UN findings come a day after Colombian President Gustavo Petro called for a new approach to combat drug trafficking.
Colombia has set a new record for the cultivation of the coca leaf, which is used to manufacture cocaine, a United Nations report has found.
The UN Office on Drugs and Crime (UNODC) said on Monday that 230,000 hectares (568,340 acres) of land were planted with coca last year across the South American nation – a 13 percent increase from 2021.
Potential cocaine output also rose 24 percent to about 1.73 million kilogrammes (1,730 tonnes), the office found.
These were the highest numbers since the UN began monitoring in 2001.
“It is worrying that each year there is an increase in coca crops in the country,” UNODC’s regional director, Candice Welsch, said during a presentation of the report.
Colombia has long been the world’s biggest producer of cocaine, a highly addictive drug that is illegal in most countries, and it has faced pressure, notably from the United States, to crack down on production.
But government efforts to get farmers to move away from illegal coca crops have faced a series of challenges, including a lack of promised subsidies and other incentives. Many poor Colombians involved in coca farming say they have no other choice.

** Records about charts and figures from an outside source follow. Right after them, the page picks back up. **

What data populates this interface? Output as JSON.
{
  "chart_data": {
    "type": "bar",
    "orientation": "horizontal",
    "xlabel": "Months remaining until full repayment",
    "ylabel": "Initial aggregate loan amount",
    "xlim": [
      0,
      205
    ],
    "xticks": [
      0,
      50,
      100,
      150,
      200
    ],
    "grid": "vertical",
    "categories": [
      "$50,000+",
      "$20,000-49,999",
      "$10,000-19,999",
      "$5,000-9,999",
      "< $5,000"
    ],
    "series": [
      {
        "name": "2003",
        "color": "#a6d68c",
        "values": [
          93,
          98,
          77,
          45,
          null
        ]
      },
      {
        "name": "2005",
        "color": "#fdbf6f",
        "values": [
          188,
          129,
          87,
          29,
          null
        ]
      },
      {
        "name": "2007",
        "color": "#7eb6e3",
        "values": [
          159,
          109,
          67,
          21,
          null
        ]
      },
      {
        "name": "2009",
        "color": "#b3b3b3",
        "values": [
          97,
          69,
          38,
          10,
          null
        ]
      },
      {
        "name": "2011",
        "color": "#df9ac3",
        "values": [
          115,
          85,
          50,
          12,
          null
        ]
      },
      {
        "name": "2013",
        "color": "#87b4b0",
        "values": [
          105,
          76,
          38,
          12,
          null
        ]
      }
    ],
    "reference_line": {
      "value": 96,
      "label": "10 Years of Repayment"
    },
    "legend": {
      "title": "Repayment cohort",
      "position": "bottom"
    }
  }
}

Colombian President Gustavo Petro, who has called the war on drugs “irrational”, has proposed regulating narcotics, expanding voluntary crop substitution programmes, focusing enforcement on drug gang leadership and increasing social funding in production areas.
Most recently, on Saturday, Petro called for an alliance between Latin American countries to bring a unified voice to the fight against drug trafficking.
He proposed recognising drug consumption as a public health problem instead of confronting it with what he called a “failed” militarised approach.
“What I propose is to have a different and unified voice that defends our society, our future and our history and stops repeating a failed discourse,” Petro said in a speech to close the Latin American and Caribbean Conference on Drugs, held in the Colombian city of Cali.
“It is time to rebuild hope and not repeat the bloody and ferocious wars, the ill-named ‘war on drugs’, viewing drugs as a military problem and not as a health problem for society.”
According to Monday’s UN report, nearly two-thirds of Colombia’s coca crops are grown in the southern departments of Narino and Putumayo, bordering Ecuador – itself battling a scourge of drug gang-related violence – and in North Santander on the border with Venezuela.
Around half of Colombia’s drug crops are found in Indigenous reserves, forest reserves and natural parks, according to the report.
Much of the sector is controlled by armed groups, including those led by left-wing fighters, right-wing paramilitaries or drug cartels.
The Colombian government has said it is set to adopt a new drug policy soon aimed at dismantling criminal organisations with the least possible harm to poor, rural producers.